All in a tremor one day a messenger, Attalie's black slave girl, came to Camille to say that her mistress was in trouble! in distress! in deeper distress than he could possibly imagine, and in instant need of that wise counsel which Camille Ducour had so frequently offered to give.

"I am busy," he said, in the Creole-negro patois, "but—has anybody—has anything happened to—to anybody in Madame Brouillard's house?"

"Yes," the messenger feared that "ce Michié qui poté soulié jaune—that gentleman who wears yellow shoes—is ill. Madame Brouillard is hurrying to and fro and crying."

"Very loud?"

"No, silently; yet as though her heart were breaking."

"And the doctor?" asks Camille, as he and the messenger are hurrying side by side out of Exchange alley into Bienville street.

"—— was there yesterday and the day before."

They reach the house. Attalie meets her counselor alone at the top of the stairs. "Li bien malade," she whispers, weeping; "he is very ill."

"—— wants to make his will?" asks Camille. All their talk is in their bad French.

Attalie nods, answers inaudibly, and weeps afresh. Presently she manages to tell how the sick man had tried to write, and failed, and had fallen back exclaiming, "Attalie—Attalie—I want to leave it all to you—what little—" and did not finish, but presently gasped out, "Bring a notary."

"And the doctor?"

"—— has not come to-day. Michié told the doctor if he came again he would kick him downstairs. Yes, and the doctor says whenever a patient of his says that he stops coming."

They reach the door of the sick man's bedchamber. Attalie pushes it softly, looks into the darkened chamber and draws back, whispering, "He has dropped asleep."

Camille changes places with her and looks in. Then he moves a step across the threshold, leans forward peeringly, and then turns about, lifts his ill-kept forefinger, and murmurs while he fixes his little eyes on hers:

"If you make a noise, or in any way let any one know what has happened, it will cost you all he is worth. I will leave you alone with him just ten minutes." He makes as if to pass by her towards the stair, but she seizes him by the wrist.

"What do you mean?" she asks, with alarm.

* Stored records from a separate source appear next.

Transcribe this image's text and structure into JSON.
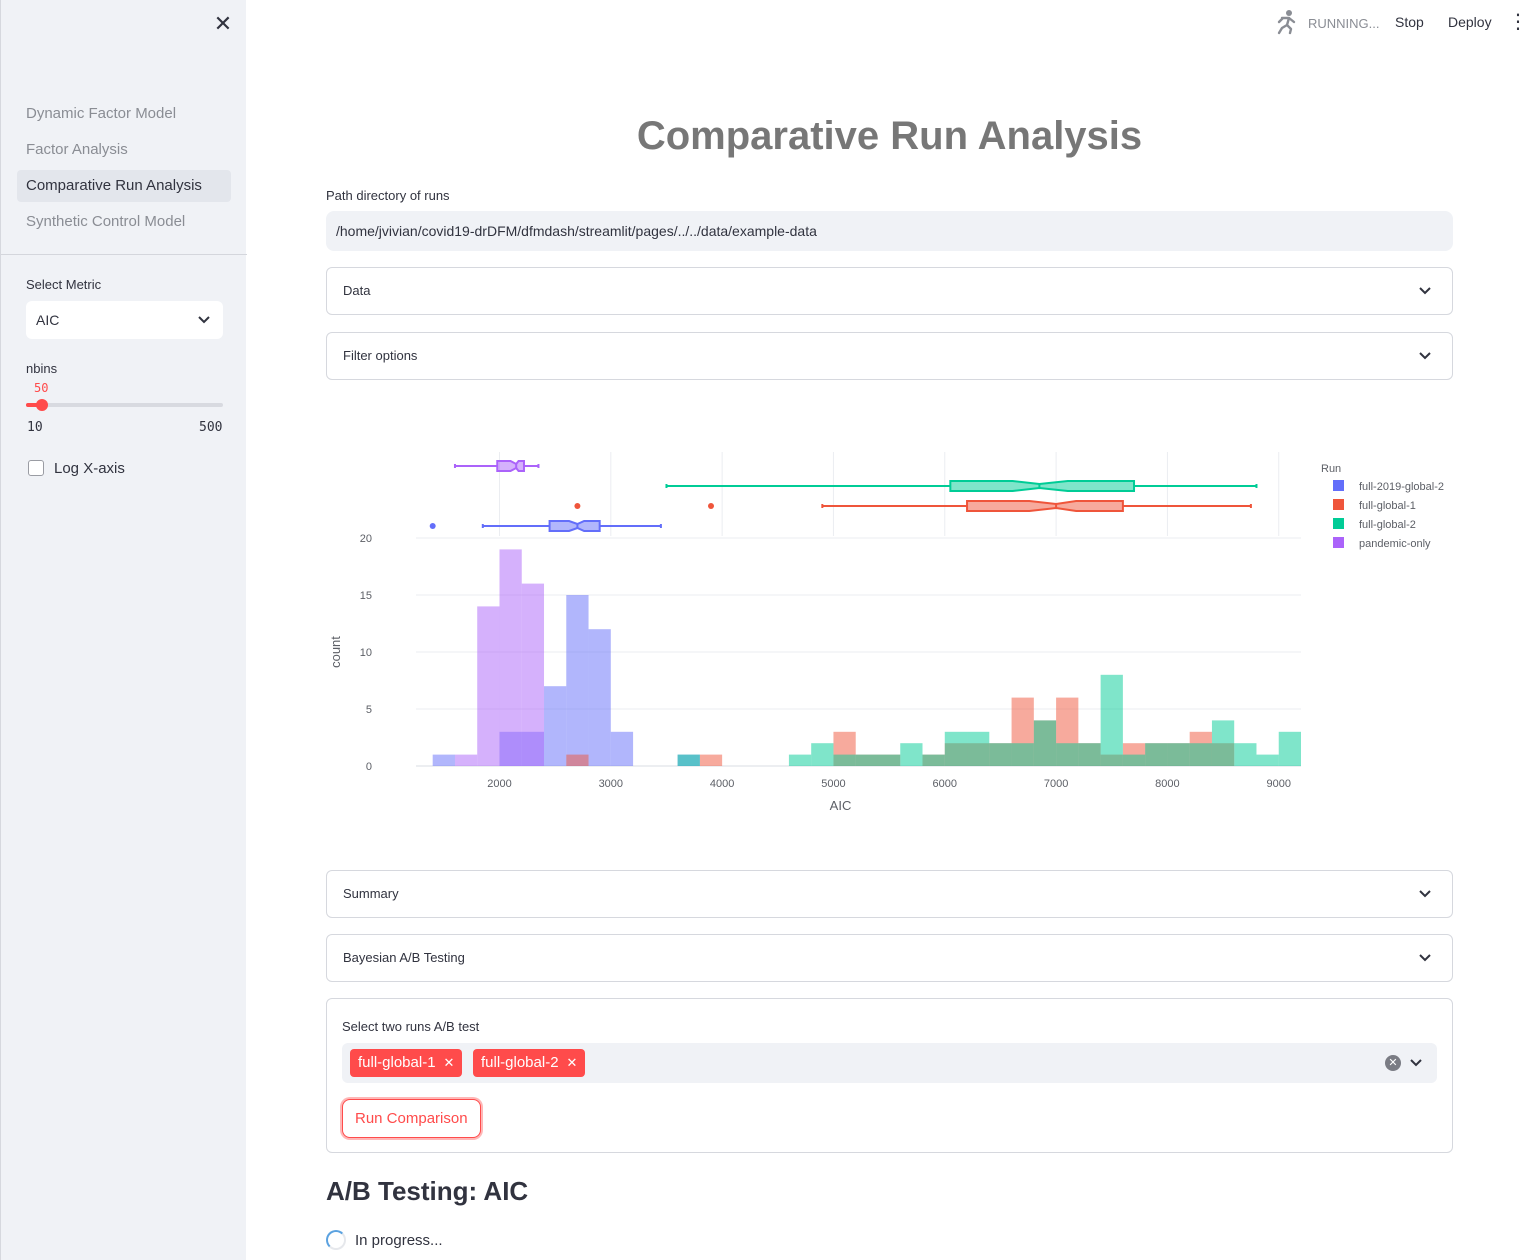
{
  "sidebar": {
    "close_icon": "close-icon",
    "nav": [
      {
        "label": "Dynamic Factor Model",
        "active": false
      },
      {
        "label": "Factor Analysis",
        "active": false
      },
      {
        "label": "Comparative Run Analysis",
        "active": true
      },
      {
        "label": "Synthetic Control Model",
        "active": false
      }
    ],
    "metric": {
      "label": "Select Metric",
      "value": "AIC"
    },
    "nbins": {
      "label": "nbins",
      "value": 50,
      "min": 10,
      "max": 500
    },
    "log_x": {
      "label": "Log X-axis",
      "checked": false
    }
  },
  "header": {
    "status": "RUNNING...",
    "status_icon": "running-figure-icon",
    "stop_label": "Stop",
    "deploy_label": "Deploy",
    "menu_icon": "kebab-menu-icon"
  },
  "main": {
    "title": "Comparative Run Analysis",
    "path_label": "Path directory of runs",
    "path_value": "/home/jvivian/covid19-drDFM/dfmdash/streamlit/pages/../../data/example-data",
    "expanders": [
      "Data",
      "Filter options",
      "Summary",
      "Bayesian A/B Testing"
    ],
    "ab_form": {
      "label": "Select two runs A/B test",
      "selected": [
        "full-global-1",
        "full-global-2"
      ],
      "button": "Run Comparison"
    },
    "ab_title": "A/B Testing: AIC",
    "progress_text": "In progress..."
  },
  "colors": {
    "accent": "#ff4b4b",
    "full-2019-global-2": "#636efa",
    "full-global-1": "#ef553b",
    "full-global-2": "#00cc96",
    "pandemic-only": "#ab63fa"
  },
  "chart_data": {
    "type": "bar",
    "subtype": "overlaid histogram with marginal notched box plots",
    "xlabel": "AIC",
    "ylabel": "count",
    "legend_title": "Run",
    "legend_position": "top-right",
    "xticks": [
      2000,
      3000,
      4000,
      5000,
      6000,
      7000,
      8000,
      9000
    ],
    "yticks": [
      0,
      5,
      10,
      15,
      20
    ],
    "xlim": [
      1250,
      9200
    ],
    "ylim": [
      0,
      20
    ],
    "bin_start": 1400,
    "bin_width": 200,
    "series": [
      {
        "name": "full-2019-global-2",
        "counts": [
          1,
          0,
          0,
          3,
          3,
          7,
          15,
          12,
          3,
          0,
          0,
          1
        ],
        "box": {
          "whisker_low": 1850,
          "q1": 2450,
          "median": 2700,
          "q3": 2900,
          "whisker_high": 3450,
          "outliers": [
            1400
          ]
        }
      },
      {
        "name": "full-global-1",
        "counts": [
          0,
          0,
          0,
          0,
          0,
          0,
          1,
          0,
          0,
          0,
          0,
          0,
          1,
          0,
          0,
          0,
          0,
          0,
          3,
          1,
          1,
          0,
          1,
          2,
          2,
          2,
          6,
          4,
          6,
          2,
          1,
          2,
          2,
          2,
          3,
          2,
          0
        ],
        "box": {
          "whisker_low": 4900,
          "q1": 6200,
          "median": 7000,
          "q3": 7600,
          "whisker_high": 8750,
          "outliers": [
            2700,
            3900
          ]
        }
      },
      {
        "name": "full-global-2",
        "counts": [
          0,
          0,
          0,
          0,
          0,
          0,
          0,
          0,
          0,
          0,
          0,
          1,
          0,
          0,
          0,
          0,
          1,
          2,
          1,
          1,
          1,
          2,
          1,
          3,
          3,
          2,
          2,
          4,
          2,
          2,
          8,
          1,
          2,
          2,
          2,
          4,
          2,
          1,
          3
        ],
        "box": {
          "whisker_low": 3500,
          "q1": 6050,
          "median": 6850,
          "q3": 7700,
          "whisker_high": 8800,
          "outliers": []
        }
      },
      {
        "name": "pandemic-only",
        "counts": [
          0,
          1,
          14,
          19,
          16
        ],
        "box": {
          "whisker_low": 1600,
          "q1": 1980,
          "median": 2150,
          "q3": 2220,
          "whisker_high": 2350,
          "outliers": []
        }
      }
    ]
  }
}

"Hush! you speak too loud. He is dead."

The woman leaps by him, slamming him against the banisters, and disappears within the room. Camille hears her loud, long moan as she reaches the bedside. He takes three or four audible steps away from the door and towards the stairs, then turns, and darting with the swift silence of a cat surprises her on her knees by the bed, disheveled, unheeding, all moans and tears, and covering with passionate kisses the dead man's—hands only!

To impute moral sublimity to a white man and a quadroon woman at one and the same time and in one and the same affair was something beyond the powers of Camille's small soul. But he gave Attalie, on the instant, full credit, over credit it may be, and felt a momentary thrill of spiritual contagion that he had scarcely known before in all his days. He uttered not a sound; but for all that he said within himself, drawing his breath in through his clenched teeth, and tightening his fists till they trembled, "Oho-o!—Aha!—No wonder you postponed the writing of your will day by day, month by month, year in and year out! But you shall see, my fine Michié White man—dead as you are, you shall see—you'll see if you shan't!—she shall have the money, little or much! Unless there are heirs she shall have every picayune of it!" Almost as quickly as it had flashed up, the faint flicker of moral feeling died out; yet the resolution remained. He was going to "beat" a dead white man.